まず歌う人がいて、詞の世界やストーリーがあって、それに寄り添ったり寄り添わなかったりしながら「どういう風にミュージシャンやエンジニアを選んで、どういうアレンジをするのか?」ということを考えるのがとても好きなんです。生楽器でレコーディングをさせていただくことが多いんですけど、手ざわり感みたいな生々しさとか隙を残しながら、その人にしかできない、その組み合わせでしかできないものを作るという信念を持ってやっています。

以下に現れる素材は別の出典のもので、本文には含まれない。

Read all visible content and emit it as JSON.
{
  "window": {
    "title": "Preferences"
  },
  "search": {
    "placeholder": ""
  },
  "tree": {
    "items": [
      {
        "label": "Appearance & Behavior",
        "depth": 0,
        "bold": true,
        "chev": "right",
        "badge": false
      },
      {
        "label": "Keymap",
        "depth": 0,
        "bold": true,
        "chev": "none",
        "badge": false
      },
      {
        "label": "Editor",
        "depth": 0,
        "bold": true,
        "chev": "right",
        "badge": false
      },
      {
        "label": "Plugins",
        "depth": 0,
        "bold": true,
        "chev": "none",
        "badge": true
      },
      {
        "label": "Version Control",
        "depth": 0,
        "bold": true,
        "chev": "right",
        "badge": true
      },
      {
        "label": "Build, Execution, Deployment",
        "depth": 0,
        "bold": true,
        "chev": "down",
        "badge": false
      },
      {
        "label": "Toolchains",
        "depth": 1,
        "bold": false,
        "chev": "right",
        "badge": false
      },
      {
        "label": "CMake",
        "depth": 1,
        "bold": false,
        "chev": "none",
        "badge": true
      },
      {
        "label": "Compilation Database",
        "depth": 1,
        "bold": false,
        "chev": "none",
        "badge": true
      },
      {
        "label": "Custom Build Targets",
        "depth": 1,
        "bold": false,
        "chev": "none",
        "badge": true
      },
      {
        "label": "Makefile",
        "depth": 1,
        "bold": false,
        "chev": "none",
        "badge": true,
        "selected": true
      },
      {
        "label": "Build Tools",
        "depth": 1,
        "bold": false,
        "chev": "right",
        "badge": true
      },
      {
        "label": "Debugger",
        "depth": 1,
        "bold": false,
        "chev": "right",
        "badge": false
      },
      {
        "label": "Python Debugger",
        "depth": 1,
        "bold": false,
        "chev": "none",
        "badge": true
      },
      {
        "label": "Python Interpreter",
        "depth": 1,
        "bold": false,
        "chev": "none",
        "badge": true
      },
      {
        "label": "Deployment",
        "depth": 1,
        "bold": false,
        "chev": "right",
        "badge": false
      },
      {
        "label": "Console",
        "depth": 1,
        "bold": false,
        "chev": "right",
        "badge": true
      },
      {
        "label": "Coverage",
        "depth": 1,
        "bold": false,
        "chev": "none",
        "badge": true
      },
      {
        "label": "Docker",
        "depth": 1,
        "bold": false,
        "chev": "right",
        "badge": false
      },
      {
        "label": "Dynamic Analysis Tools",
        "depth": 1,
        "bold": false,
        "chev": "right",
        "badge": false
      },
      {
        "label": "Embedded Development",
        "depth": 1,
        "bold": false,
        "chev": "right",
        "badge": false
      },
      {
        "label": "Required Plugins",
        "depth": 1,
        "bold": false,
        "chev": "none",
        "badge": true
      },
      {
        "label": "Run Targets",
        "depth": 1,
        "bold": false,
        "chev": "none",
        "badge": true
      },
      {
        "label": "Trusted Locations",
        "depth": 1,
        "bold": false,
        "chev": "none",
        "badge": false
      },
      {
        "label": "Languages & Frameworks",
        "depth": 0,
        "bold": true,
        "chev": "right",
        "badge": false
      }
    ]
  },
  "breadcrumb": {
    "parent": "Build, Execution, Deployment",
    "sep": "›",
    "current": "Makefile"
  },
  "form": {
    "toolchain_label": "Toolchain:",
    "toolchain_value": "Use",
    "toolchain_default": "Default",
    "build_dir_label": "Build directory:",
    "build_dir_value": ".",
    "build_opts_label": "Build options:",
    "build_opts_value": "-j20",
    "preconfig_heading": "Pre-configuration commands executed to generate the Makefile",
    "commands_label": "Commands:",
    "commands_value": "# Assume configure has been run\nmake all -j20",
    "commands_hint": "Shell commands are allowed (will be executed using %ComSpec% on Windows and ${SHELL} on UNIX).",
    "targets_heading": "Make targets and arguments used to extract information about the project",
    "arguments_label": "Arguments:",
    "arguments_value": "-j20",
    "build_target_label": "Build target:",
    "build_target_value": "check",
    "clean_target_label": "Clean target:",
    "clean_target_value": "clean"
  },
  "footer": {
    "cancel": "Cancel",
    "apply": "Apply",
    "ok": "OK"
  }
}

自分の作るデモでは予測していなかった化学変化みたいなものが出た時がいちばん嬉しいですかね。
――ライブのサポートに関しても大森さん、堂島さん、中田裕二さんとか、様々な方々とやっていらっしゃいますが、先日、奥野さんの代わりに布袋寅泰さんのライブでキーボードを弾いてらっしゃいました。急に8公演で弾くことになったそうですが。
はい。奥野さんは無茶振りが多いものですから(笑)。奥野さんが出られない時「ここ、お願いします」という感じで、急にツアーの終盤とかで僕が入ることがあるんです。布袋さんのライブはすごい方々ばかりで、「僕がここにいていいんですか?」っていう感じで一生懸命やっています。布袋さんは「どんどん楽しんでやってよ」という感じでおっしゃってくださっていて。僕は最初結構がちがちに緊張してやっていたんですけど、みんなで楽しんで作っていく感じがいつもありますね。
――とても充実した日々を送っていらっしゃいますね。
そうですね。本当にご縁というか。やっていることはずっと変わらないんですけど、それを見てくださっている方々がいるので、一層気を引き締めてやっていきたいと思っています。アレンジに関しても「これが最後」と毎回思いながらやっていますからね。自分にしかできないことをやるしかないですし、ここまで来たらしぶとく死ぬまでやっていきたいです(笑)。先日、今まで全く繋がりのなかったところからオファーをいただいたんです。あの……アレンジャーって褒められることがあんまりないんですよ(笑)。そのオファーも褒められたというわけではないんですけど、何かを聴いてお仕事を依頼してくださっているわけなので本当に嬉しいことですね。
――ソロ作品の制作も進めていらっしゃるそうですね。
はい。MAPAのこととかがあったので、自分のことが疎かになっていたんですけど(笑)。でも、来年の1月19日にリリースが決まったので、頑張って最高の作品にします。10年ぶりのアルバムなので。
――この先、どのような音楽人生を歩んでいきたいとイメージしていますか?
アレンジャーとしては、シンガーソングライターの方々のサポートをすることが多いのですが「その人がやりたいと思っていることや、漠然と抱いているイメージを膨らませて音にしていく」ということをずっとやっていけたらなと思います。レコーディングにしてもライブにしても、存分に一緒に楽しみながらそれをさらに突き詰めていきたいです。そうすることによって、聞いてくださる方たちに楽しんでもらえたらこれ以上うれしいことはないです。